Lloyd’s greatest contributions, however, might have been the intangibles.

“The sign of a good player is not only playing at that level, but prompting his teammates to bring out their best,’’ Dye said. “And that’s the guy Harold was for us.

“He’s the total package, with academics to go along with football,” Dye said. “And through his work ethic, preparation and performance in a game, he truly was a person who led by example for us.’’

And it has led to numerous college possibilities for Lloyd. They include Harvard and Army, Dye said.

“He’s listening to everybody right now, as far as the recruiting process is concerned,’’ Dye said. “It’s still early, and he’s trying to sort things out. But as strong as he is academically, he’ll be able to do that.’’

Meanwhile, Dye and the Vikings can reflect on what they’re losing.

“We might be losing one player in Harold, but it’s much more than that, as far as ability and leadership,” Dye said. “I can’t say enough about the impact he has had on our program.’’

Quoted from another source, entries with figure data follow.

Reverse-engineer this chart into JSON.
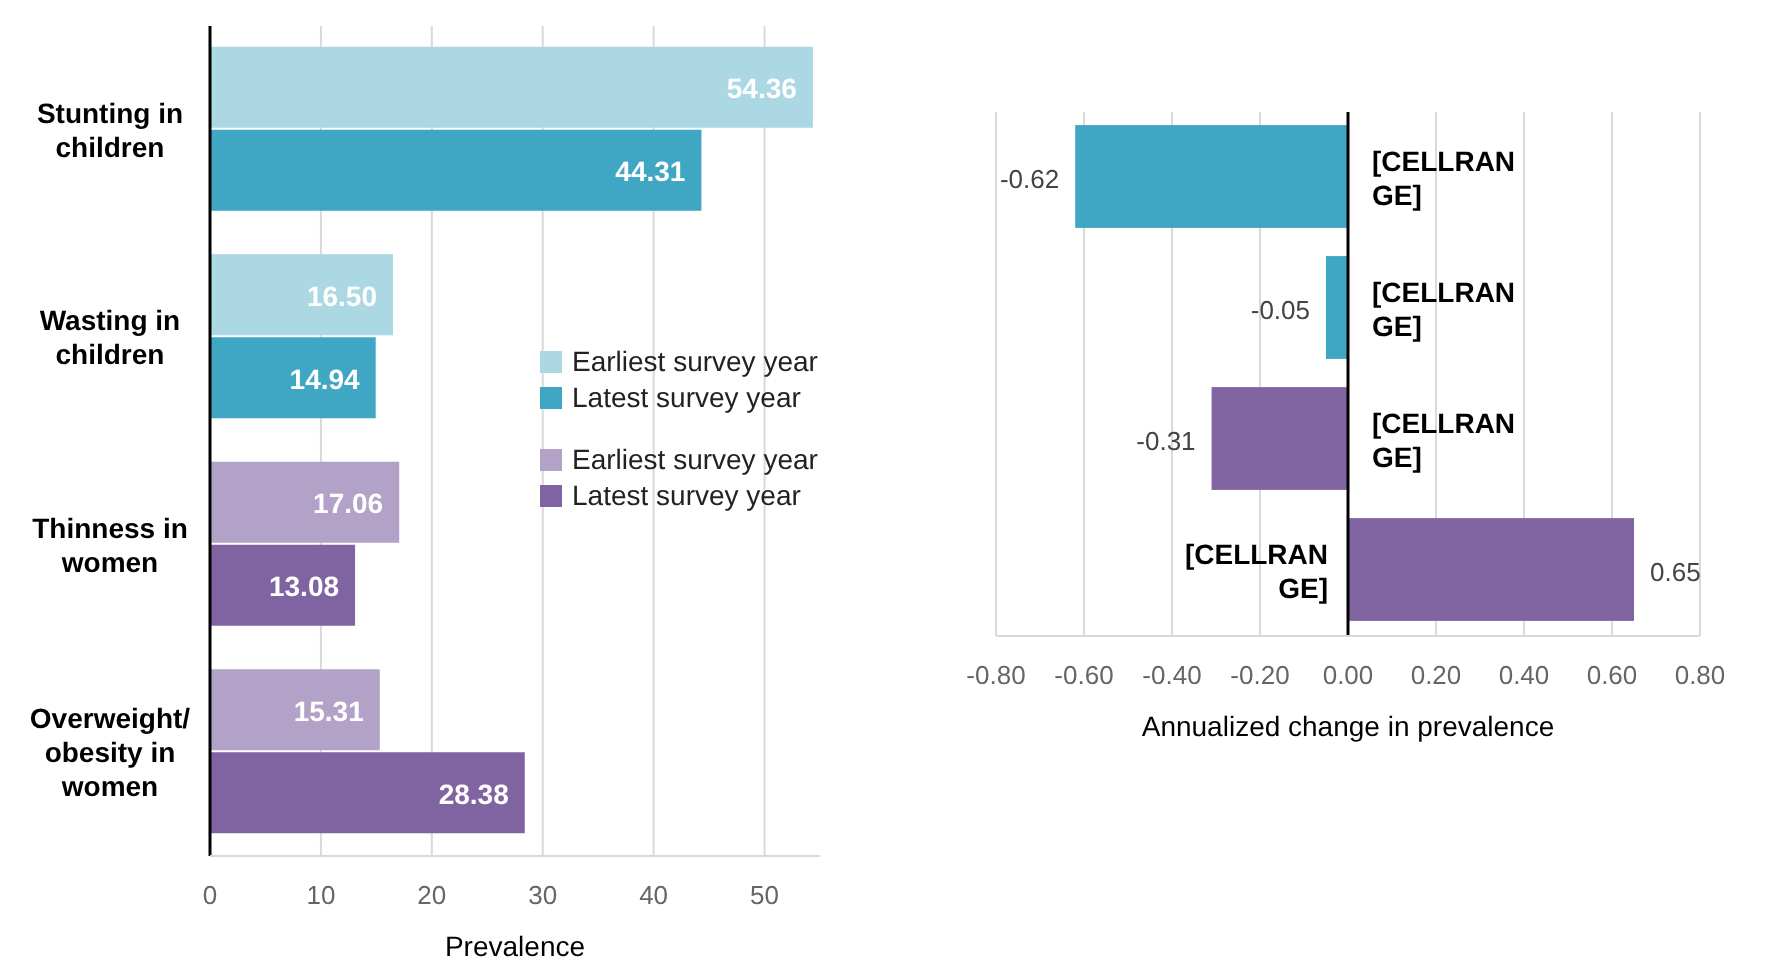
{
  "chart_data": [
    {
      "type": "bar",
      "orientation": "horizontal",
      "categories": [
        "Stunting in children",
        "Wasting in children",
        "Thinness in women",
        "Overweight/ obesity in women"
      ],
      "series": [
        {
          "name": "Earliest survey year",
          "color": "#acd8e3",
          "values": [
            54.36,
            16.5,
            null,
            null
          ],
          "value_labels": [
            "54.36",
            "16.50",
            null,
            null
          ]
        },
        {
          "name": "Latest survey year",
          "color": "#3fa6c3",
          "values": [
            44.31,
            14.94,
            null,
            null
          ],
          "value_labels": [
            "44.31",
            "14.94",
            null,
            null
          ]
        },
        {
          "name": "Earliest survey year",
          "color": "#b3a2c8",
          "values": [
            null,
            null,
            17.06,
            15.31
          ],
          "value_labels": [
            null,
            null,
            "17.06",
            "15.31"
          ]
        },
        {
          "name": "Latest survey year",
          "color": "#8064a2",
          "values": [
            null,
            null,
            13.08,
            28.38
          ],
          "value_labels": [
            null,
            null,
            "13.08",
            "28.38"
          ]
        }
      ],
      "xlim": [
        0,
        55
      ],
      "xticks": [
        0,
        10,
        20,
        30,
        40,
        50
      ],
      "xlabel": "Prevalence",
      "grid": "x",
      "legend": "right"
    },
    {
      "type": "bar",
      "orientation": "horizontal",
      "categories": [
        "[CELLRANGE]",
        "[CELLRANGE]",
        "[CELLRANGE]",
        "[CELLRANGE]"
      ],
      "values": [
        -0.62,
        -0.05,
        -0.31,
        0.65
      ],
      "colors": [
        "#3fa6c3",
        "#3fa6c3",
        "#8064a2",
        "#8064a2"
      ],
      "data_labels": true,
      "xlim": [
        -0.8,
        0.8
      ],
      "xticks": [
        {
          "value": -0.8,
          "label": "-0.80"
        },
        {
          "value": -0.6,
          "label": "-0.60"
        },
        {
          "value": -0.4,
          "label": "-0.40"
        },
        {
          "value": -0.2,
          "label": "-0.20"
        },
        {
          "value": 0,
          "label": "0.00"
        },
        {
          "value": 0.2,
          "label": "0.20"
        },
        {
          "value": 0.4,
          "label": "0.40"
        },
        {
          "value": 0.6,
          "label": "0.60"
        },
        {
          "value": 0.8,
          "label": "0.80"
        }
      ],
      "xlabel": "Annualized change in prevalence",
      "grid": "x"
    }
  ]
}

Big Foot coach Rodney Wedig says the same about Frederick, also a high honor student, who already has made major contributions in the Chiefs’ rise to a high level.

“He’s the whole package—an intelligent player with great athletic ability and good quickness for his size,’’ Wedig said. “He’s also a kid who just wants to keep getting better, and we saw a lot of that this year.

“We moved him around a lot more this year and worked on more pulling (of the offensive linemen), and he really responded. He played a huge role in our success.

“We wound up with 2,800 yards rushing by committee, and guys ran behind Travis, even though other teams knew it was coming. We were seeing all kinds of things with people trying to offset what he can do, but he just kept doing it.’’

Just the way Lloyd did it at Parker for three years.